The criticism of Queen being overly commercialized and at times campy is easy to understand. Over the years, I have devoured their music to the point of exhaustion and significantly fatigued my Queen receptors. At times I almost agreed with the critique. Almost, but not quite. Any former Queen junkie will relate. Dust off an album and let the tracks play out. It feels dated and at times overly produced. The music can tend toward vagaries and show tune trickery. But in time, the dust settles, you cast aside your modern musical tropes, and the artistry of the message breaks free.

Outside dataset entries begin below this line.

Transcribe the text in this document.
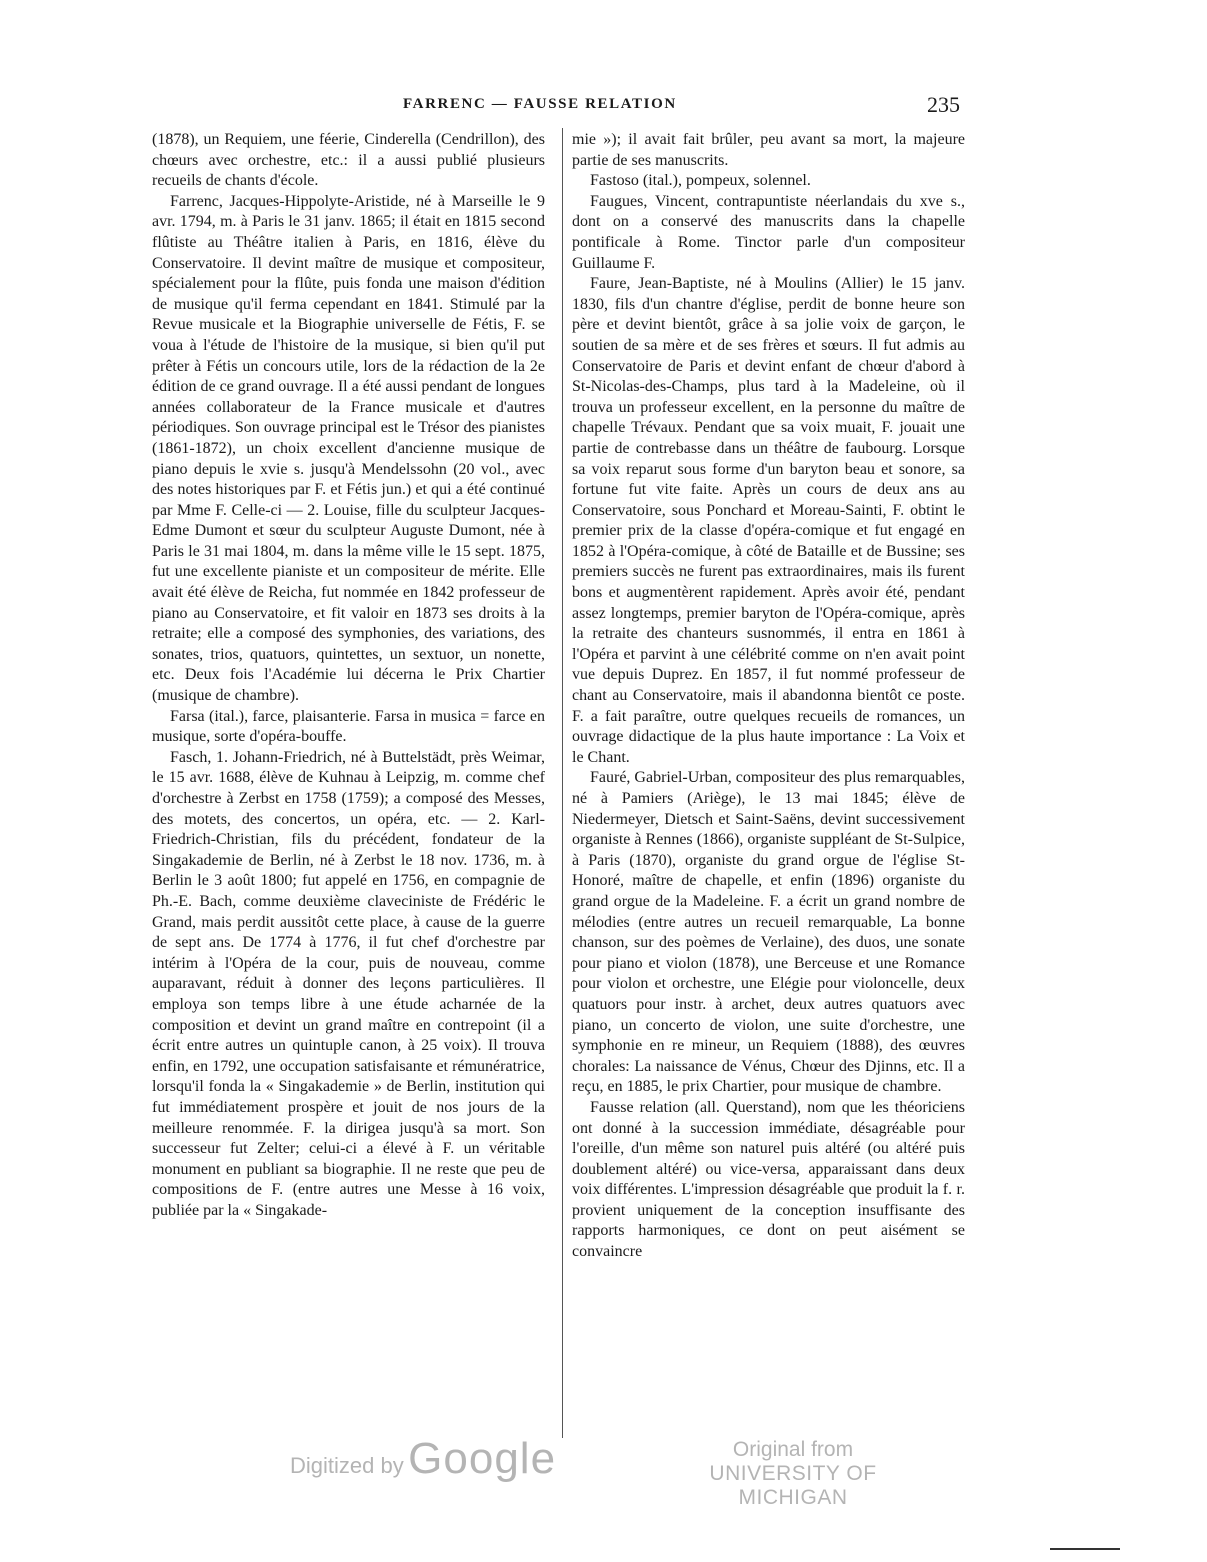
FARRENC — FAUSSE RELATION	235

(1878), un Requiem, une féerie, Cinderella (Cendrillon), des chœurs avec orchestre, etc.: il a aussi publié plusieurs recueils de chants d'école.

Farrenc, Jacques-Hippolyte-Aristide, né à Marseille le 9 avr. 1794, m. à Paris le 31 janv. 1865; il était en 1815 second flûtiste au Théâtre italien à Paris, en 1816, élève du Conservatoire. Il devint maître de musique et compositeur, spécialement pour la flûte, puis fonda une maison d'édition de musique qu'il ferma cependant en 1841. Stimulé par la Revue musicale et la Biographie universelle de Fétis, F. se voua à l'étude de l'histoire de la musique, si bien qu'il put prêter à Fétis un concours utile, lors de la rédaction de la 2e édition de ce grand ouvrage. Il a été aussi pendant de longues années collaborateur de la France musicale et d'autres périodiques. Son ouvrage principal est le Trésor des pianistes (1861-1872), un choix excellent d'ancienne musique de piano depuis le xvie s. jusqu'à Mendelssohn (20 vol., avec des notes historiques par F. et Fétis jun.) et qui a été continué par Mme F. Celle-ci — 2. Louise, fille du sculpteur Jacques-Edme Dumont et sœur du sculpteur Auguste Dumont, née à Paris le 31 mai 1804, m. dans la même ville le 15 sept. 1875, fut une excellente pianiste et un compositeur de mérite. Elle avait été élève de Reicha, fut nommée en 1842 professeur de piano au Conservatoire, et fit valoir en 1873 ses droits à la retraite; elle a composé des symphonies, des variations, des sonates, trios, quatuors, quintettes, un sextuor, un nonette, etc. Deux fois l'Académie lui décerna le Prix Chartier (musique de chambre).

Farsa (ital.), farce, plaisanterie. Farsa in musica = farce en musique, sorte d'opéra-bouffe.

Fasch, 1. Johann-Friedrich, né à Buttelstädt, près Weimar, le 15 avr. 1688, élève de Kuhnau à Leipzig, m. comme chef d'orchestre à Zerbst en 1758 (1759); a composé des Messes, des motets, des concertos, un opéra, etc. — 2. Karl-Friedrich-Christian, fils du précédent, fondateur de la Singakademie de Berlin, né à Zerbst le 18 nov. 1736, m. à Berlin le 3 août 1800; fut appelé en 1756, en compagnie de Ph.-E. Bach, comme deuxième claveciniste de Frédéric le Grand, mais perdit aussitôt cette place, à cause de la guerre de sept ans. De 1774 à 1776, il fut chef d'orchestre par intérim à l'Opéra de la cour, puis de nouveau, comme auparavant, réduit à donner des leçons particulières. Il employa son temps libre à une étude acharnée de la composition et devint un grand maître en contrepoint (il a écrit entre autres un quintuple canon, à 25 voix). Il trouva enfin, en 1792, une occupation satisfaisante et rémunératrice, lorsqu'il fonda la « Singakademie » de Berlin, institution qui fut immédiatement prospère et jouit de nos jours de la meilleure renommée. F. la dirigea jusqu'à sa mort. Son successeur fut Zelter; celui-ci a élevé à F. un véritable monument en publiant sa biographie. Il ne reste que peu de compositions de F. (entre autres une Messe à 16 voix, publiée par la « Singakade-

mie »); il avait fait brûler, peu avant sa mort, la majeure partie de ses manuscrits.

Fastoso (ital.), pompeux, solennel.

Faugues, Vincent, contrapuntiste néerlandais du xve s., dont on a conservé des manuscrits dans la chapelle pontificale à Rome. Tinctor parle d'un compositeur Guillaume F.

Faure, Jean-Baptiste, né à Moulins (Allier) le 15 janv. 1830, fils d'un chantre d'église, perdit de bonne heure son père et devint bientôt, grâce à sa jolie voix de garçon, le soutien de sa mère et de ses frères et sœurs. Il fut admis au Conservatoire de Paris et devint enfant de chœur d'abord à St-Nicolas-des-Champs, plus tard à la Madeleine, où il trouva un professeur excellent, en la personne du maître de chapelle Trévaux. Pendant que sa voix muait, F. jouait une partie de contrebasse dans un théâtre de faubourg. Lorsque sa voix reparut sous forme d'un baryton beau et sonore, sa fortune fut vite faite. Après un cours de deux ans au Conservatoire, sous Ponchard et Moreau-Sainti, F. obtint le premier prix de la classe d'opéra-comique et fut engagé en 1852 à l'Opéra-comique, à côté de Bataille et de Bussine; ses premiers succès ne furent pas extraordinaires, mais ils furent bons et augmentèrent rapidement. Après avoir été, pendant assez longtemps, premier baryton de l'Opéra-comique, après la retraite des chanteurs susnommés, il entra en 1861 à l'Opéra et parvint à une célébrité comme on n'en avait point vue depuis Duprez. En 1857, il fut nommé professeur de chant au Conservatoire, mais il abandonna bientôt ce poste. F. a fait paraître, outre quelques recueils de romances, un ouvrage didactique de la plus haute importance : La Voix et le Chant.

Fauré, Gabriel-Urban, compositeur des plus remarquables, né à Pamiers (Ariège), le 13 mai 1845; élève de Niedermeyer, Dietsch et Saint-Saëns, devint successivement organiste à Rennes (1866), organiste suppléant de St-Sulpice, à Paris (1870), organiste du grand orgue de l'église St-Honoré, maître de chapelle, et enfin (1896) organiste du grand orgue de la Madeleine. F. a écrit un grand nombre de mélodies (entre autres un recueil remarquable, La bonne chanson, sur des poèmes de Verlaine), des duos, une sonate pour piano et violon (1878), une Berceuse et une Romance pour violon et orchestre, une Elégie pour violoncelle, deux quatuors pour instr. à archet, deux autres quatuors avec piano, un concerto de violon, une suite d'orchestre, une symphonie en re mineur, un Requiem (1888), des œuvres chorales: La naissance de Vénus, Chœur des Djinns, etc. Il a reçu, en 1885, le prix Chartier, pour musique de chambre.

Fausse relation (all. Querstand), nom que les théoriciens ont donné à la succession immédiate, désagréable pour l'oreille, d'un même son naturel puis altéré (ou altéré puis doublement altéré) ou vice-versa, apparaissant dans deux voix différentes. L'impression désagréable que produit la f. r. provient uniquement de la conception insuffisante des rapports harmoniques, ce dont on peut aisément se convaincre

Digitized by Google	Original from
UNIVERSITY OF MICHIGAN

Freddie always claimed that the strength of his melodies superseded his lyrics, but to many his true power was in his fearless expressions of mortality.

When I’m dead, I want to be remembered as a musician of some worth and substance.
Freddie Mercury

Freddie’s tragic death from AIDS at the age of 45 only reinforced these themes. Mercury was allegedly diagnosed in 1987, but the subject of mortality percolated through Queen’s music for most of his career. It is likely he knew he was sick for quite some time, but perhaps this lover of life and singer of songs had a natural understanding of transience and the importance of maximizing the joys of life. Brian May wrote many songs that hit on these same issues. Even for songs crafted by his bandmates, Freddie Mercury proved the perfect conduit for their message and clearly added his own emotional interpretations to the lyrics. For any hardcore or would be fan, here are just a few songs that showcase Freddie’s ability to speak to the fragility of the human condition:

Queen Songs with Themes of Mortality

  • Keep Yourself Alive (Released 1973, Brian May)
  • Bohemian Rhapsody (Released 1975, Freddie Mercury)
  • Save Me (Released 1980, Brian May)
  • Under Pressure (Released 1981, Queen & David Bowie)
  • Hammer to Fall (Released 1984, Brian May)
  • It’s a Hard Life (Released 1984, Freddie Mercury)
  • Who Wants to Live Forever (Released 1986, Brian May)
  • I Want It All (Released 1989, Queen)
  • The Show Must Go On (Released 1991, Queen)
  • These Are the Days of Our Lives (Released 1991, Queen)
  • Too Much Love Will Kill You (Released 1992, Brian May)

The combination of broad, lyrical strokes that open the songs to individual interpretation and the infusion of Freddie’s personal experience in their delivery force the listener to contemplate the value of life. Freddie Mercury’s mastery of this emotional niche stands alone. Perhaps we’d all be a bit wiser if we wore out a few Queen Albums now and again.